L’oro dei Medici, pubblicato con Tea, è un romanzo storico che Patrizia Debicke sceglie di ambientare, almeno in parte, a bordo di una nave, nella fattispecie un’imbarcazione della flotta granducale, da guerra.
Un rischio e un ulteriore livello di difficoltà. Una sfida che l’autrice sembra aver voluto lanciare a se stessa. Il linguaggio e la parlata propri del Cinquecento in un contesto ancor più arduo.
Il lavoro di documentazione che certamente la Debicke ha fatto, unitamente a un’attenta verifica, hanno comunque dato buoni frutti.
Il linguaggio, seppur preciso e tecnico, non risulta ostico o stucchevole. È attento, elaborato, ma fluido e scorre bene come l’intera vicenda narrata.

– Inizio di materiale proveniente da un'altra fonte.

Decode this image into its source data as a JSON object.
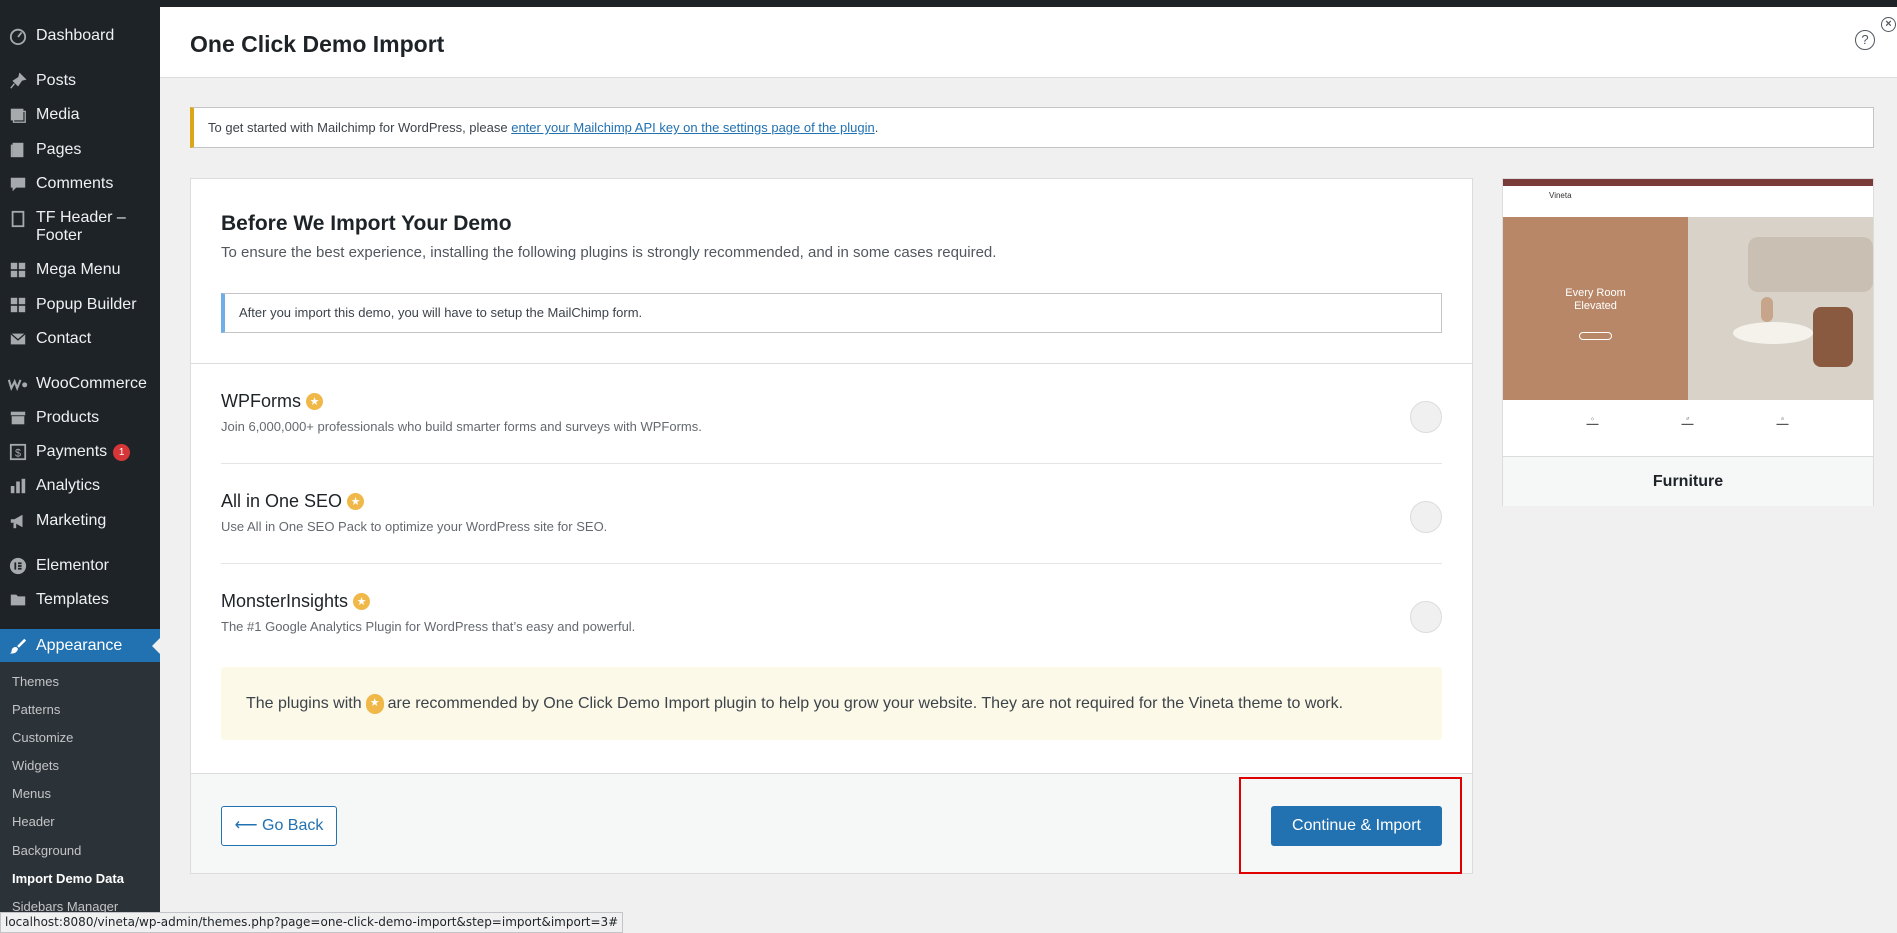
{
  "sidebar": {
    "items": [
      {
        "label": "Dashboard",
        "icon": "dashboard-icon"
      },
      {
        "label": "Posts",
        "icon": "pin-icon"
      },
      {
        "label": "Media",
        "icon": "media-icon"
      },
      {
        "label": "Pages",
        "icon": "pages-icon"
      },
      {
        "label": "Comments",
        "icon": "comment-icon"
      },
      {
        "label": "TF Header – Footer",
        "icon": "document-icon"
      },
      {
        "label": "Mega Menu",
        "icon": "grid-icon"
      },
      {
        "label": "Popup Builder",
        "icon": "grid-icon"
      },
      {
        "label": "Contact",
        "icon": "mail-icon"
      },
      {
        "label": "WooCommerce",
        "icon": "woo-icon"
      },
      {
        "label": "Products",
        "icon": "archive-icon"
      },
      {
        "label": "Payments",
        "icon": "dollar-icon",
        "badge": "1"
      },
      {
        "label": "Analytics",
        "icon": "bar-chart-icon"
      },
      {
        "label": "Marketing",
        "icon": "megaphone-icon"
      },
      {
        "label": "Elementor",
        "icon": "elementor-icon"
      },
      {
        "label": "Templates",
        "icon": "folder-icon"
      },
      {
        "label": "Appearance",
        "icon": "paintbrush-icon"
      }
    ],
    "submenu": [
      "Themes",
      "Patterns",
      "Customize",
      "Widgets",
      "Menus",
      "Header",
      "Background",
      "Import Demo Data",
      "Sidebars Manager"
    ]
  },
  "header": {
    "title": "One Click Demo Import"
  },
  "notice": {
    "text": "To get started with Mailchimp for WordPress, please ",
    "link": "enter your Mailchimp API key on the settings page of the plugin",
    "suffix": "."
  },
  "main": {
    "title": "Before We Import Your Demo",
    "subtitle": "To ensure the best experience, installing the following plugins is strongly recommended, and in some cases required.",
    "info": "After you import this demo, you will have to setup the MailChimp form.",
    "plugins": [
      {
        "name": "WPForms",
        "description": "Join 6,000,000+ professionals who build smarter forms and surveys with WPForms."
      },
      {
        "name": "All in One SEO",
        "description": "Use All in One SEO Pack to optimize your WordPress site for SEO."
      },
      {
        "name": "MonsterInsights",
        "description": "The #1 Google Analytics Plugin for WordPress that’s easy and powerful."
      }
    ],
    "note_before": "The plugins with",
    "note_after": "are recommended by One Click Demo Import plugin to help you grow your website. They are not required for the Vineta theme to work.",
    "back_label": "Go Back",
    "back_arrow": "⟵",
    "import_label": "Continue & Import"
  },
  "preview": {
    "label": "Furniture",
    "logo": "Vineta",
    "hero_line1": "Every Room",
    "hero_line2": "Elevated"
  },
  "statusbar": {
    "url": "localhost:8080/vineta/wp-admin/themes.php?page=one-click-demo-import&step=import&import=3#"
  },
  "colors": {
    "sidebar_bg": "#1d2327",
    "accent": "#2271b1",
    "highlight": "#e00000",
    "star": "#f0b849"
  }
}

Persiste anche in questo lavoro letterario la descrizione dettagliata e minuziosa, anche anatomica, dei protagonisti e la sottolineatura della loro prestanza fisica, la virilità, la forza di valorosi condottieri, uomini forti e determinati. Descrizioni che ne enfatizzano le caratteristiche generali e accentuano l’aspetto deciso e perentorio del loro essere e del loro volere. Uomini blasonati, avvezzi al comando, alla servitù e ai privilegi.

La Debicke ha studiato molto e in maniera approfondita il periodo in cui ha deciso di ambientare i suoi romanzi storici. Leggendo i libri di colei che più volte e a buon diritto è stata indicata come “la signora del Cinquecento”, traspare l’impegno profuso e la cura per ogni dettaglio, che sia di interesse storico artistico architettonico o linguistico.
Eppure riesce l’autrice, nei suoi libri e attraverso le sue storie, ad attualizzare, per così dire, le vicende come anche i protagonisti i quali, pur essendo perfettamente inseriti nel contesto storico di riferimento, sembrano avere sempre un qualcosa che li avvicina e li accomuna agli uomini e alle donne, ai governanti e alla popolazione, ai benestanti come agli indigenti di oggi.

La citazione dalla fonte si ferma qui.